Domestically in the United States there are few heavyweights who could be deemed as worthy challengers for the titles. One opponent can be recycled by Al Haymon who was defeated in his maiden conquest at the title would be Dominic Breazeale when he returns and could be marketed quite well in the states. You have fellow American Heavyweight in Gerald Washington who occupies a top 15 ranking with the WBC although Washington in my opinion lost to Amir Mansour but was given the draw. Jarrell Miller would be a possibility also, young seemingly powerful and ranked across three governing bodies. Domestically there are not a lot of fresh challengers who have not already faced wilder. The reason why I don’t include Luis Ortiz in the list as that will be extremely hard to negotiate not between the fighters with golden boy promotions of whom are currently in various lawsuits, civil suits and litigation procedures with Al Haymon and his promotional partners.

International Opponents look a lot more positive for Wilder with the British contingent of heavyweights of Joshua, Tyson & Hughie Fury, Haye, Whyte and David Price who could be very realistic challangers for the WBC strap of Wilder’s. Deontay seems very keen of fighting the British Heavyweights in his post-fight media obligations.
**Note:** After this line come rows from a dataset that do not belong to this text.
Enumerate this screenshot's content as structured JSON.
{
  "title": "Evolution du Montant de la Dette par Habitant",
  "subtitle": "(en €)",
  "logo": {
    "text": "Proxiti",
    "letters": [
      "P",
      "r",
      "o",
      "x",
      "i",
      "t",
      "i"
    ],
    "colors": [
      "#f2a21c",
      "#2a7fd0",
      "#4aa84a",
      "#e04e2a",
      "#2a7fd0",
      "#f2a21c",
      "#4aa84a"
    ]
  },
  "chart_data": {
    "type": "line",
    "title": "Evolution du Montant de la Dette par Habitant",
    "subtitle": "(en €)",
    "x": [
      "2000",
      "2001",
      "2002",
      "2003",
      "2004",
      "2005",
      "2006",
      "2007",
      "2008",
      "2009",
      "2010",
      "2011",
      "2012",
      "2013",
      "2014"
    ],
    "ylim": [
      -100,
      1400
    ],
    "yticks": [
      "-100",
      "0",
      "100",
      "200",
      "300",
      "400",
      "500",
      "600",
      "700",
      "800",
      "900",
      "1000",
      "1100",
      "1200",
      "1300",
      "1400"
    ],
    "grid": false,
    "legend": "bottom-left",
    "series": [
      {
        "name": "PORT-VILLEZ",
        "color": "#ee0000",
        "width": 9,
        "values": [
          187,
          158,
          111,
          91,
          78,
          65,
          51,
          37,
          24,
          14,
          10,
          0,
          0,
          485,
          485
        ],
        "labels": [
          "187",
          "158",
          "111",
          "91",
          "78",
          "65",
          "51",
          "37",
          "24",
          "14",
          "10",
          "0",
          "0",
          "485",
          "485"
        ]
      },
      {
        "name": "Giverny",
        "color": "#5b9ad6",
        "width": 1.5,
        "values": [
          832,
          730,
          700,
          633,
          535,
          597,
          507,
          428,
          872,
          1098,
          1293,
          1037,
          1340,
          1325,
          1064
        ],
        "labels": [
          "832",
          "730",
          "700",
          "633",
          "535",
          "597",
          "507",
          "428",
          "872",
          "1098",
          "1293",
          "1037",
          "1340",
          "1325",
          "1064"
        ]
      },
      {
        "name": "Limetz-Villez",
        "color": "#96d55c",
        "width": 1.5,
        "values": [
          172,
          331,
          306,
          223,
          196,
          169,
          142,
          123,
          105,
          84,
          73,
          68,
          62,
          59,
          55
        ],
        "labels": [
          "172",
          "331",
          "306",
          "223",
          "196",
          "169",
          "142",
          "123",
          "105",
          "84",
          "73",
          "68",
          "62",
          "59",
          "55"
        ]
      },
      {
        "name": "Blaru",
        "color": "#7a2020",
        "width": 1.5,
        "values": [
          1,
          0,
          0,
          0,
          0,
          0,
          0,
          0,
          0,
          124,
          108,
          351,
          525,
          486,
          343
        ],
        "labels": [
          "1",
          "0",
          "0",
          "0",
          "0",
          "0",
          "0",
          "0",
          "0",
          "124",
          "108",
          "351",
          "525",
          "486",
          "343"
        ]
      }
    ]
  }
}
I believe this to be the case for financial reasons and also the fact being that Britain has got some quality heavyweights. You have the number one heavyweight in the world Tyson Fury doing what no other heavyweight could do in beating Wladimir Klitschko. Anthony Joshua has had a successful 2016 in winning the IBF crown formerly belonging to Tyson Fury who was ridiculously stripped in most people’s eyes. David Haye has been there seen it and done it at two weights and on the comeback run after a sabbatical of several years and climbing back up the rankings and remaining a big draw as ever.

Outside of the UK scene two names spring to mind one is the Alexander Povetkin and the other being Joseph Parker. Alexander is going through various procedures with the WBC into doping allegations but those have seemed to have been cleared by WADA due to their shortcomings in research and testing of meldonium which he tested positive for by minimal trace amounts. Since then WADA has commented into its shortcomings and committed into better research into the behaviour of meldonium within the body, muscle, hormonal system and nervous system. Povetkin has been mandatory for Wilder for a while and was due to face the champion in May of this year but due to the testing that has since been postponed till the organisational procedures with Povetkin have concluded. Also it seems to me that the Wilder camp won’t face Povetkin due to court action from team Wilder and Povetkin due to the fall out of the postponed bout in May. If Wilder loses his bid in court he may have no option but be forced to face Povetkin unless he settles with Povetkin and vice versa.

Joseph Parker is a possibility due to his inexperience against world class heavyweight but is a very dangerous for any opponent due to his speed and power. Parker is again ranked highly across the organisations and number 4 within the WBC who would approve the bout. However he is Mandatory for Anthony Joshua’s IBF title and is lots of speculation on when exactly will that fight take place either late 2016 or early 2017.